Revision of Orders Prejudicial to Revenue AY 2026-27

By | May 8, 2026

Revision of Orders Prejudicial to Revenue

Section 263 empowers the PCCIT/CCIT/PCIT/CIT to revise any order passed by the Assessing Officer or Transfer Pricing Officer, if such order is erroneous and prejudicial to the interests of the Revenue. The authorities may call for and examine the records (which are available at the time of examination) of any proceedings under the Income-tax Act.

If an assessee is aggrieved by an order and it is not covered under Section 263, they may apply for revision under Section 264.

  • Impact of Revision– The authority may pass an order as circumstances justify, including:

o Enhancing or modifying the assessment;

o Cancelling the assessment and directing a fresh assessment;

o Modifying or cancelling the TPO’s order under Section 92CA and directing a fresh order.

The assessee must be given an opportunity to be heard before the order is passed.

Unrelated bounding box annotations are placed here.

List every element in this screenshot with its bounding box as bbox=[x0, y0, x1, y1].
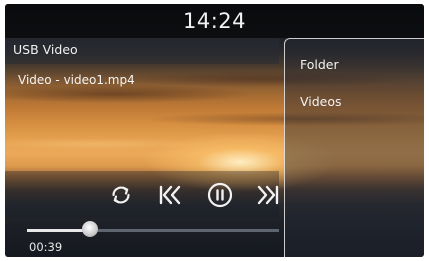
menu-item-videos[interactable]: Videos bbox=[300, 94, 342, 109]
side-menu-panel: Folder Videos bbox=[284, 38, 424, 257]
elapsed-time: 00:39 bbox=[29, 240, 63, 254]
seek-bar[interactable] bbox=[27, 229, 279, 232]
seek-handle[interactable] bbox=[82, 221, 98, 237]
next-button[interactable] bbox=[255, 182, 281, 208]
repeat-button[interactable] bbox=[108, 182, 134, 208]
repeat-icon bbox=[112, 186, 130, 204]
previous-button[interactable] bbox=[157, 182, 183, 208]
source-title: USB Video bbox=[13, 42, 78, 57]
file-label: Video - video1.mp4 bbox=[18, 73, 135, 87]
clock: 14:24 bbox=[182, 9, 247, 33]
menu-item-folder[interactable]: Folder bbox=[300, 57, 339, 72]
controls-bar bbox=[5, 171, 279, 217]
video-screen: 14:24 USB Video Video - video1.mp4 00:39… bbox=[5, 4, 424, 257]
pause-button[interactable] bbox=[207, 182, 233, 208]
next-icon bbox=[257, 185, 279, 205]
pause-icon bbox=[207, 182, 233, 208]
previous-icon bbox=[159, 185, 181, 205]
seek-progress bbox=[27, 229, 90, 232]
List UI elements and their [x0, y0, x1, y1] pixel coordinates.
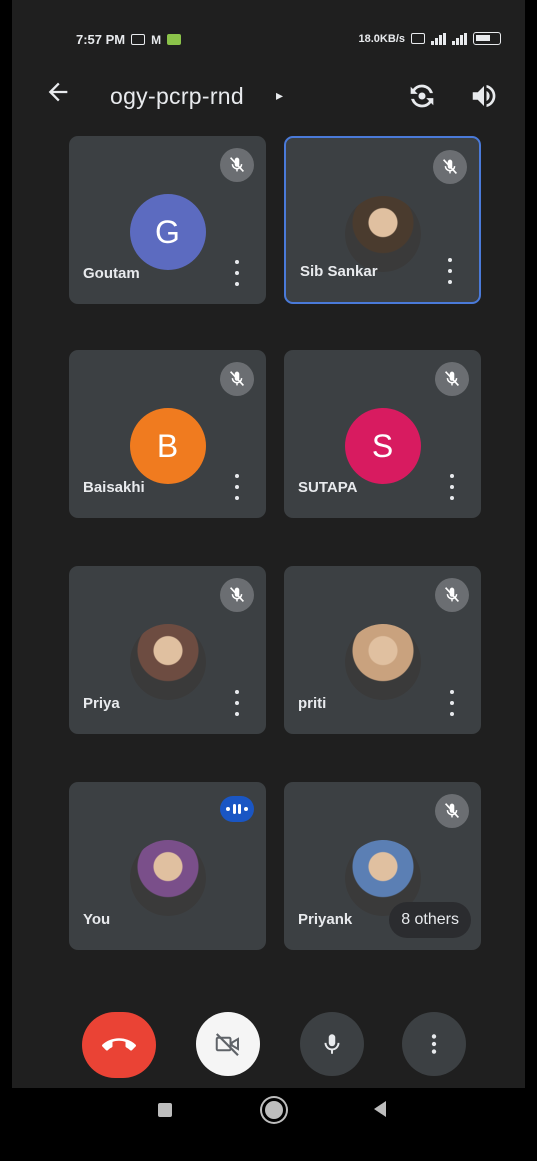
- video-off-icon: [215, 1033, 239, 1057]
- microphone-toggle-button[interactable]: [300, 1012, 364, 1076]
- chevron-right-icon[interactable]: ▸: [276, 87, 283, 104]
- status-time: 7:57 PM: [76, 32, 126, 47]
- participant-name: Goutam: [83, 265, 140, 282]
- participant-name: Priyank: [298, 911, 353, 928]
- tile-more-options-icon[interactable]: [232, 260, 242, 286]
- participant-name: Priya: [83, 695, 120, 712]
- meeting-code[interactable]: ogy-pcrp-rnd: [110, 83, 244, 110]
- participant-name: Sib Sankar: [300, 263, 378, 280]
- participant-name: SUTAPA: [298, 479, 358, 496]
- more-vertical-icon: [431, 1034, 437, 1054]
- more-options-button[interactable]: [402, 1012, 466, 1076]
- profile-photo: [344, 624, 421, 700]
- tile-more-options-icon[interactable]: [447, 474, 457, 500]
- camera-toggle-button[interactable]: [196, 1012, 260, 1076]
- tile-more-options-icon[interactable]: [232, 474, 242, 500]
- participant-name: Baisakhi: [83, 479, 145, 496]
- avatar-initial: S: [344, 408, 421, 484]
- mic-off-icon: [435, 362, 469, 396]
- participant-name: priti: [298, 695, 327, 712]
- signal-icon: [452, 32, 467, 45]
- signal-icon: [431, 32, 446, 45]
- speaking-indicator-icon: [220, 796, 254, 822]
- participant-tile[interactable]: Sib Sankar: [284, 136, 481, 304]
- mic-off-icon: [435, 794, 469, 828]
- participant-tile[interactable]: You: [69, 782, 266, 950]
- participant-tile[interactable]: S SUTAPA: [284, 350, 481, 518]
- meet-call-screen: 7:57 PM M 18.0KB/s ogy-pcrp-rnd ▸ G Gout…: [12, 0, 525, 1161]
- participant-name: You: [83, 911, 111, 928]
- back-arrow-icon[interactable]: [42, 78, 74, 110]
- profile-photo: [129, 624, 206, 700]
- end-call-button[interactable]: [82, 1012, 156, 1078]
- system-nav-bar: [12, 1088, 525, 1161]
- hang-up-icon: [102, 1038, 136, 1051]
- participant-tile[interactable]: priti: [284, 566, 481, 734]
- call-header: ogy-pcrp-rnd ▸: [12, 70, 525, 122]
- mic-off-icon: [435, 578, 469, 612]
- participant-tile[interactable]: Priyank 8 others: [284, 782, 481, 950]
- speaker-icon[interactable]: [469, 81, 499, 111]
- message-icon: [131, 34, 146, 45]
- switch-camera-icon[interactable]: [405, 79, 439, 113]
- profile-photo: [129, 840, 206, 916]
- participant-tile[interactable]: B Baisakhi: [69, 350, 266, 518]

  • Orders Eligible for Revision– Revision can be undertaken for the following orders:

o Any order passed by the AO;

o Orders passed based on directions of the Joint Commissioner under Section 144A;

o Orders passed by the Joint Commissioner while acting as AO or TPO under delegated powers;

o TPO’s order under Section 92CA;

o Orders where some matters were not adjudicated in the appeal;

  • When is an Order Deemed to be Erroneous?– An order is deemed erroneous and prejudicial if, in the opinion of revisionary authorities:

o Required inquiries or verification were not made;

o Relief was allowed without due inquiry;

o The order violates CBDT’s order, direction, or instruction under Section 119;

o It is contrary to decisions prejudicial to the assessee rendered by the jurisdictional High Court or the Supreme Court in the case of the assessee or any other person.

  • Time Limit for Passing the Revisionary Order –The revision order must be passed within 2 years from the end of the financial year in which the original order was passed. However, no time limit applies where the revision is done to give effect to a direction of the order of the ITAT, High Court or Supreme Court.

While computing the limitation period, time taken for rehearing under Section 129, and time under stay by the court are excluded.

  • Right to Appeal– An assessee aggrieved by a revision order under Section 263, including any rectification order under Section 154 made in respect of such revision, can file an appeal before the Income-tax Appellate Tribunal (ITAT).